(Brian Yurasits / Unsplash)
Michael Van Arnam
Members of the UMass Lowell community are currently making collective efforts to stop the crisis of plastic pollution.
Innovations have been added to the campus to help individuals get involved in the effort. Screens which tells the user how many single-use bottles have been spared have been added to the top of water fountains in several of the campus’s buildings. Each dormitory has conveniently placed recycle bins, which allow residents to make eco-friendly choices. The cafeteria uses reusable drinking cups instead of single-use plastics, as well.
Perhaps the most active group UMass Lowell has to offer when it comes to the prevention of plastic pollution is the Society of Plastics Engineers.
“The Society of Plastics Engineers is an international association … that brings together thousands of people, from engineers, to designers, to material scientists, from a lot of different countries.” said David Mosato, the group’s faculty advisor. “And all these people work together in different areas to find solutions to improve plastics efficiency, to get better products, better processes, and to improve the sustainability, the impact on the environment in plastics have. So, we’re trying to combine the benefits of plastics, with the environment, making sure that we could get good sustainable products.”
The Society of Plastics Engineers is one of the key organizations in UMass Lowell’s contribution to fight against plastic pollution.

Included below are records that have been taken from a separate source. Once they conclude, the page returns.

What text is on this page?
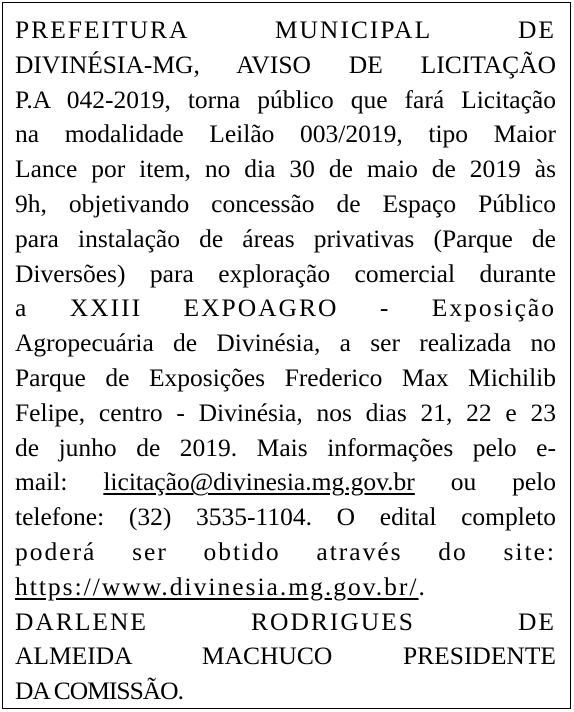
PREFEITURA MUNICIPAL DE
DIVINÉSIA-MG, AVISO DE LICITAÇÃO
P.A 042-2019, torna público que fará Licitação
na modalidade Leilão 003/2019, tipo Maior
Lance por item, no dia 30 de maio de 2019 às
9h, objetivando concessão de Espaço Público
para instalação de áreas privativas (Parque de
Diversões) para exploração comercial durante
a XXIII EXPOAGRO - Exposição
Agropecuária de Divinésia, a ser realizada no
Parque de Exposições Frederico Max Michilib
Felipe, centro - Divinésia, nos dias 21, 22 e 23
de junho de 2019. Mais informações pelo e-
mail: licitação@divinesia.mg.gov.br ou pelo
telefone: (32) 3535-1104. O edital completo
poderá ser obtido através do site:
https://www.divinesia.mg.gov.br/.
DARLENE RODRIGUES DE
ALMEIDA MACHUCO PRESIDENTE
DA COMISSÃO.
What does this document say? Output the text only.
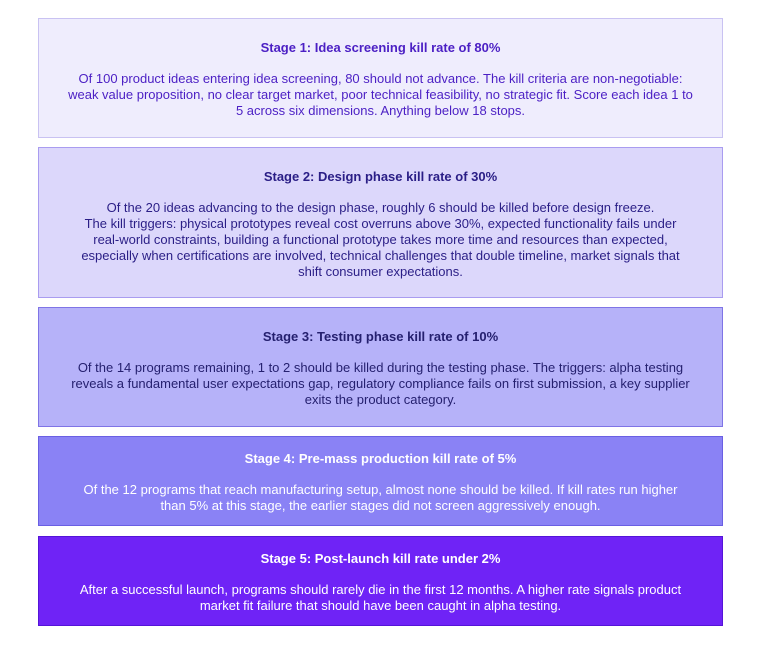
Stage 1: Idea screening kill rate of 80%

Of 100 product ideas entering idea screening, 80 should not advance. The kill criteria are non-negotiable:
weak value proposition, no clear target market, poor technical feasibility, no strategic fit. Score each idea 1 to
5 across six dimensions. Anything below 18 stops.

Stage 2: Design phase kill rate of 30%

Of the 20 ideas advancing to the design phase, roughly 6 should be killed before design freeze.
The kill triggers: physical prototypes reveal cost overruns above 30%, expected functionality fails under
real-world constraints, building a functional prototype takes more time and resources than expected,
especially when certifications are involved, technical challenges that double timeline, market signals that
shift consumer expectations.

Stage 3: Testing phase kill rate of 10%

Of the 14 programs remaining, 1 to 2 should be killed during the testing phase. The triggers: alpha testing
reveals a fundamental user expectations gap, regulatory compliance fails on first submission, a key supplier
exits the product category.

Stage 4: Pre-mass production kill rate of 5%

Of the 12 programs that reach manufacturing setup, almost none should be killed. If kill rates run higher
than 5% at this stage, the earlier stages did not screen aggressively enough.

Stage 5: Post-launch kill rate under 2%

After a successful launch, programs should rarely die in the first 12 months. A higher rate signals product
market fit failure that should have been caught in alpha testing.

Mosato said, “We’ve been part of the Society for a long time, contributing in different ways, but mainly educating students in the area of plastics engineers, and then sending those students out to work in the industry. [They will] have an impact on both the role of plastics in our society.”
Mosato said, “It’s a great opportunity for people, young professional[s], but even people that are in the industry, to learn more about plastics and keep getting training, keep getting new information, being educated and keep promoting the good aspects of plastics engineering.”
Ending the use of single-use plastics may seem like a simple task, but it is actually a rather complex task to remove them from our society due to their convenience and our dependence on them.
“Of course, plastics are everywhere,” said Mosato. “That’s because their properties are so flexible, you can really tailor the properties of your polymer to achieve amazing results and achieve very nice product.”
Plastics are especially relevant now when it comes to helping people affected by the COVID-19 pandemic, Mosato said on the roles plastic plays in the pandemic. While doing away with single-use plastics is necessary, it does not have a simplistic solution. Instead of doing away with plastics completely, our society has to make better choices when it comes to reusing and recycling plastics.
These efforts made by the UMass Lowell community to recycle not only benefits the local community, but it also holds the potential to have a great impact on the global scale.
Former campus resident Christian DiBari said he does not think litter and plastic bottles is a problem on the campus. “I think it’s pretty clean. I don’t think I ever see any litter,” DiBari said.